Man Charged for 3D-Gun Parts

Disclaimer: It is illegal under the Undetectable Firearms Act to manufacture any firearm not detectable by a metal detector. Usually made from PLA or ABS, legal designs for firearms require a metal plate inserted into the printed body.

In Alberta, a Canadian man was printing 3D-Gun parts.  He’s the first person in Canada in trouble for this law.

The Investigation

An investigation that started in April of last year. It concluded with the arrest of 53-year-old Dan Forsyth of Picture Butte, Alberta, on August 18 of 2020.

Kaycee Madu, Minister of Justice and Solicitor General was quoted, “Make no mistake, printing 3D firearm parts is a criminal activity. Alberta’s law enforcement team will disrupt and dismantle serious and organized crime in our province, including the printing of 3D firearm parts.
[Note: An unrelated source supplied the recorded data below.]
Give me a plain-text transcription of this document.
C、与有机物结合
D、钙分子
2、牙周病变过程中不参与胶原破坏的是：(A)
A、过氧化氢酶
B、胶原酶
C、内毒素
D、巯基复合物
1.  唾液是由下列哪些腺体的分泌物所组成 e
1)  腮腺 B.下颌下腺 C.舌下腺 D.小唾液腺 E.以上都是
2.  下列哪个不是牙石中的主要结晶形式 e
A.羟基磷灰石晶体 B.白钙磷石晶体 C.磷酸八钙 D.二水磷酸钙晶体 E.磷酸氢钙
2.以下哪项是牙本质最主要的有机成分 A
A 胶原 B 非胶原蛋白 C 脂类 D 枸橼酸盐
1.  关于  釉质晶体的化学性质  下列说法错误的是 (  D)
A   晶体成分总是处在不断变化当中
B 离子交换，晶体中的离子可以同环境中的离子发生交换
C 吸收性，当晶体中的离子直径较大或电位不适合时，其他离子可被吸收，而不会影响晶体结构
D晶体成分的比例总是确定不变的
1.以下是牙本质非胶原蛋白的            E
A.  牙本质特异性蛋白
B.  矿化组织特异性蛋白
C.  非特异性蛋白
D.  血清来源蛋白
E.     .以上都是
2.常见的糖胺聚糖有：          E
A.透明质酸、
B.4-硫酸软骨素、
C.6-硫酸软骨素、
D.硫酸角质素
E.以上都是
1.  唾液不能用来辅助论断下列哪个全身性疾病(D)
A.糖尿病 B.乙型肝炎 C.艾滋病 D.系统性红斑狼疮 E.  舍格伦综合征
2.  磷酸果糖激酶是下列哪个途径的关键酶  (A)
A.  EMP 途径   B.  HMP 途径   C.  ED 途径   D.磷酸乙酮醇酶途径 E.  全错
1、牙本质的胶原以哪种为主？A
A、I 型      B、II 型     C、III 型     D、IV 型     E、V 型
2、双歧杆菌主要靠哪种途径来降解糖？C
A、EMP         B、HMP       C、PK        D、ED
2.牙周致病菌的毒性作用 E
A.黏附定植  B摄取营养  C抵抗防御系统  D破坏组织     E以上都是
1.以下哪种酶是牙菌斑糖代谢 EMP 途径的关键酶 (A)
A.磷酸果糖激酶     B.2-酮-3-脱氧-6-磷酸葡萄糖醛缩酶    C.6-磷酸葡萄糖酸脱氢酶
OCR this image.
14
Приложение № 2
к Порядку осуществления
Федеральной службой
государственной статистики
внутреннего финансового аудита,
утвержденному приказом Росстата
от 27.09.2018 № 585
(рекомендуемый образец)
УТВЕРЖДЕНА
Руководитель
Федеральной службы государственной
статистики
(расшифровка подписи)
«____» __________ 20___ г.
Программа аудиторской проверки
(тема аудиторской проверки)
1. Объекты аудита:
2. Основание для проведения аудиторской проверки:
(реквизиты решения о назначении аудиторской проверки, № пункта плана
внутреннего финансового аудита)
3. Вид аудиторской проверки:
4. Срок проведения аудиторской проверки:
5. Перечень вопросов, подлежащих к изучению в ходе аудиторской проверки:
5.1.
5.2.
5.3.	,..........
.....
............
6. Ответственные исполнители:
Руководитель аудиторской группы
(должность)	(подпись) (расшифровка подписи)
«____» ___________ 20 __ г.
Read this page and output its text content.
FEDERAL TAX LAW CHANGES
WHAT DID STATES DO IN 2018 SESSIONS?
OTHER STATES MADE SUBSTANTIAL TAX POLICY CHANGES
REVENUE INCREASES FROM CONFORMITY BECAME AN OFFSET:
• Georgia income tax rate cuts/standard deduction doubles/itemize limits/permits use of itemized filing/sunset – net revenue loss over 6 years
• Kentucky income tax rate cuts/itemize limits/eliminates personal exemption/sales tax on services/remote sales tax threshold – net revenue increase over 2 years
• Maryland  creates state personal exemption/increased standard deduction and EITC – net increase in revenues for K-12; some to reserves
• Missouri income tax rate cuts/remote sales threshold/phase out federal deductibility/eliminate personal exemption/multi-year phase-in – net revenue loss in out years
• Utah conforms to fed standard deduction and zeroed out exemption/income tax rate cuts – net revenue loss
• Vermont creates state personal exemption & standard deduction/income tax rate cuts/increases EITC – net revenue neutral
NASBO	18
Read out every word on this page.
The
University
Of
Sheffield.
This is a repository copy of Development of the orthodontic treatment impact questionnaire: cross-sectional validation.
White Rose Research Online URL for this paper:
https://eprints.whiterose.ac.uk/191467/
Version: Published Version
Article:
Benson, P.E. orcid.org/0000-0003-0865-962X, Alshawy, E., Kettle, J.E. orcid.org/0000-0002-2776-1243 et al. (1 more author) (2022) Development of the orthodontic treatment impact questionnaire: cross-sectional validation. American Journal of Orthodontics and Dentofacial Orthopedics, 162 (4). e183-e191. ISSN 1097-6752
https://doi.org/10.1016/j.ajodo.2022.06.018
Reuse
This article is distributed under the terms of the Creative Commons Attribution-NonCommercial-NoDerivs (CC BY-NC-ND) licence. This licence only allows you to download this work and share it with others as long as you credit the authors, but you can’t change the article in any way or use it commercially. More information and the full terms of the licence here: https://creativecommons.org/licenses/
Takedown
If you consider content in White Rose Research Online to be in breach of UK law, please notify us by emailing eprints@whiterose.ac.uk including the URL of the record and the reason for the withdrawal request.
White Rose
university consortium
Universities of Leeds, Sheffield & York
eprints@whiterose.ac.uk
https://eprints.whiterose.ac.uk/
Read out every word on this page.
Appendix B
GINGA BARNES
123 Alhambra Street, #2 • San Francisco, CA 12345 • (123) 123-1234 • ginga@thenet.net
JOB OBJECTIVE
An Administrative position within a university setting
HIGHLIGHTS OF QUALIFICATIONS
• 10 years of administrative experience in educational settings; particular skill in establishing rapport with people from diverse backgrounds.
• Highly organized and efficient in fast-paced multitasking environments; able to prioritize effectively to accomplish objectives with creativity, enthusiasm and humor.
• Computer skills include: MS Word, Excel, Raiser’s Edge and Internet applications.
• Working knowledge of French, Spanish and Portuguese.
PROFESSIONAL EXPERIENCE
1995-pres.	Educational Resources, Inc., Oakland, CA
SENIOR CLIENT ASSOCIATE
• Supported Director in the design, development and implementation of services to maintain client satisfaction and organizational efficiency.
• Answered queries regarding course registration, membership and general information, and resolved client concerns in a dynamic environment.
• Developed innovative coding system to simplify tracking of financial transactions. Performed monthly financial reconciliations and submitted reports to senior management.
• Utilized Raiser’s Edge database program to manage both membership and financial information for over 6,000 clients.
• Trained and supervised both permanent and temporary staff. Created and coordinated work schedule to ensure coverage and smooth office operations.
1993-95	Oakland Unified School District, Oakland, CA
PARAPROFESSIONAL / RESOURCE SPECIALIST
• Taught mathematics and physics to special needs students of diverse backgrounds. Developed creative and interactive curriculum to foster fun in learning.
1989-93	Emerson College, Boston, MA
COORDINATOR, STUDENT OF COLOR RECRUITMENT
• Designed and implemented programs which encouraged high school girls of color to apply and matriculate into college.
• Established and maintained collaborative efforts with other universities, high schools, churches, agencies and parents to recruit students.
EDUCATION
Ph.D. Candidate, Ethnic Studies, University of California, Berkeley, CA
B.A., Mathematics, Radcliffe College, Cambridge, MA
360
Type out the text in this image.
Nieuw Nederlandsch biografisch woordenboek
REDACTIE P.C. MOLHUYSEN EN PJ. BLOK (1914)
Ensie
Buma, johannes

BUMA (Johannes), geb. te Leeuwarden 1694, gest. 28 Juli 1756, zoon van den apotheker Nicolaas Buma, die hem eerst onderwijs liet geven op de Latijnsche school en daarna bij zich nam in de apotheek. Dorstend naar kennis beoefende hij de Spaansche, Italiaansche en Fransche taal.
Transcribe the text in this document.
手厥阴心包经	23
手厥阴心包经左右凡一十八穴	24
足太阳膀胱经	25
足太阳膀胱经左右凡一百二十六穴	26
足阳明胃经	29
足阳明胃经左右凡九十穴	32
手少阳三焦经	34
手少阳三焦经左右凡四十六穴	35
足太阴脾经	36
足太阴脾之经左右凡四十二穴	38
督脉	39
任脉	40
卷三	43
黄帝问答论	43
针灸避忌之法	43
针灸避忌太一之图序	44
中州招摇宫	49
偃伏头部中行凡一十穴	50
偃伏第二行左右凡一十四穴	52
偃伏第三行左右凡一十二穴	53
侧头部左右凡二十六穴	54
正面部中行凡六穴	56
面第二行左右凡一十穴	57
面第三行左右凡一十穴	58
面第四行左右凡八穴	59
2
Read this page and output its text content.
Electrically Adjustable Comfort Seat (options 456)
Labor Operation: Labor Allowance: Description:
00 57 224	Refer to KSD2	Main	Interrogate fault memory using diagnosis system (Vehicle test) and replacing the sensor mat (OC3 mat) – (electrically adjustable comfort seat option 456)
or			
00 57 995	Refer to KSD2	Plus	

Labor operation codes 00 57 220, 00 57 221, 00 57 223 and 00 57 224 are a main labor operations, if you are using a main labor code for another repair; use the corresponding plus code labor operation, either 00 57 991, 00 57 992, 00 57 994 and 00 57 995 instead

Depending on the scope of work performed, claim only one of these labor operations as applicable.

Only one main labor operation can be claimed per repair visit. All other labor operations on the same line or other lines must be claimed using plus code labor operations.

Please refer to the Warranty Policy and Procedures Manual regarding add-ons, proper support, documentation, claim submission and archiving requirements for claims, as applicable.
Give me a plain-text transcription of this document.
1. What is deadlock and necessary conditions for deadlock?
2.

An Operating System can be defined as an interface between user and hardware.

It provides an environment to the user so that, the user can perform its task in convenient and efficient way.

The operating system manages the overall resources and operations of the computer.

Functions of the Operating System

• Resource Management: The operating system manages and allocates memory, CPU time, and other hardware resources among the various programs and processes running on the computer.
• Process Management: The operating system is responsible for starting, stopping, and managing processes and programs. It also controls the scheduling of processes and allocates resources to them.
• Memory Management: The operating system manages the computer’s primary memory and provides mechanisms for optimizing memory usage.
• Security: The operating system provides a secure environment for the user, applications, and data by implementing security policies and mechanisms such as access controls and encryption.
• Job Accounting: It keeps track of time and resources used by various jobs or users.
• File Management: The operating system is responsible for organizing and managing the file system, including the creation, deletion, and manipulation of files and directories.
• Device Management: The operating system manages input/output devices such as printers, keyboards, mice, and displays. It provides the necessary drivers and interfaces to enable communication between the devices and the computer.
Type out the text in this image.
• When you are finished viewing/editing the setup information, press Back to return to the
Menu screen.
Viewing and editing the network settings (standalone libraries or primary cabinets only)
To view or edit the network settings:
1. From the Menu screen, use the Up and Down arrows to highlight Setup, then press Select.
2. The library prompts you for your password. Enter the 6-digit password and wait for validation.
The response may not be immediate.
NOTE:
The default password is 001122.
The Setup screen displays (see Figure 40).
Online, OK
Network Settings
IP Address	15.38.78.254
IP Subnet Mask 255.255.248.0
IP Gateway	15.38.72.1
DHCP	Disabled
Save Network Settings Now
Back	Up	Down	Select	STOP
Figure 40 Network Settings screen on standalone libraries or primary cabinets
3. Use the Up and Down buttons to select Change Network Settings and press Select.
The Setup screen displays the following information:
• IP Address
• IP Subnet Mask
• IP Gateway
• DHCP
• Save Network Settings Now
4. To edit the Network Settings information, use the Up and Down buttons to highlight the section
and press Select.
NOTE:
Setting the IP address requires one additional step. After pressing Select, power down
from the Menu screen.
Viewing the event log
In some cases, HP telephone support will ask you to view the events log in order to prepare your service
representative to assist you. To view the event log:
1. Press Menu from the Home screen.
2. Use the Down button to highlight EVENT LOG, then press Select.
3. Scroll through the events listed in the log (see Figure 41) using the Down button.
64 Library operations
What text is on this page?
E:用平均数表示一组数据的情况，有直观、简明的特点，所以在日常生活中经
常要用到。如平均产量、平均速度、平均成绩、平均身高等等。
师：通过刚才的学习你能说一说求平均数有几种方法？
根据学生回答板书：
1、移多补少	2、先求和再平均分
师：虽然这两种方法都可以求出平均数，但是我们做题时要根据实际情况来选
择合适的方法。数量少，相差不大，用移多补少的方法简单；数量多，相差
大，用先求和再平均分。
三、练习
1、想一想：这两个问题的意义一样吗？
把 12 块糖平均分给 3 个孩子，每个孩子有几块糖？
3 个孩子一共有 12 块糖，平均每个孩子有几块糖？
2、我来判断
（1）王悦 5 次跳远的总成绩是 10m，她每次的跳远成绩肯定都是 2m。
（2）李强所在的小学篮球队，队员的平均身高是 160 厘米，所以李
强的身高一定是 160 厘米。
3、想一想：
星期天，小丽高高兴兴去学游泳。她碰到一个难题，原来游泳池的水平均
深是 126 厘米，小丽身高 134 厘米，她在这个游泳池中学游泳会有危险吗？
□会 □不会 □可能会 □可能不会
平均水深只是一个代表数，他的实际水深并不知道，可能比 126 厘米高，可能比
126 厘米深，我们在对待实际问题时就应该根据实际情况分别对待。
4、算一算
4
Lawful gun owners go to great lengths to comply with provincial and federal gun laws, and our government will not allow those laws to be broken by others.”

The Arrest

Police arrested Forsyth for manufacturing firearm parts with 3d printers.  At his home the police found many 3D printers and parts, such as these:

  • pistol lower frames
  • a rifle receiver and frame
  • a bump stock (a device that increases the fire rate of a semi-automatic firearm)
  • silencers

Canadas RCMP Forensic Science and Identification Services lab were able to determine the parts were of good quality.


In conclusion, while these parts are available online. It is not legal in the United States or Canada to print these parts.  To do so could mean jail time!  So, have fun but don’t print these files if you find them.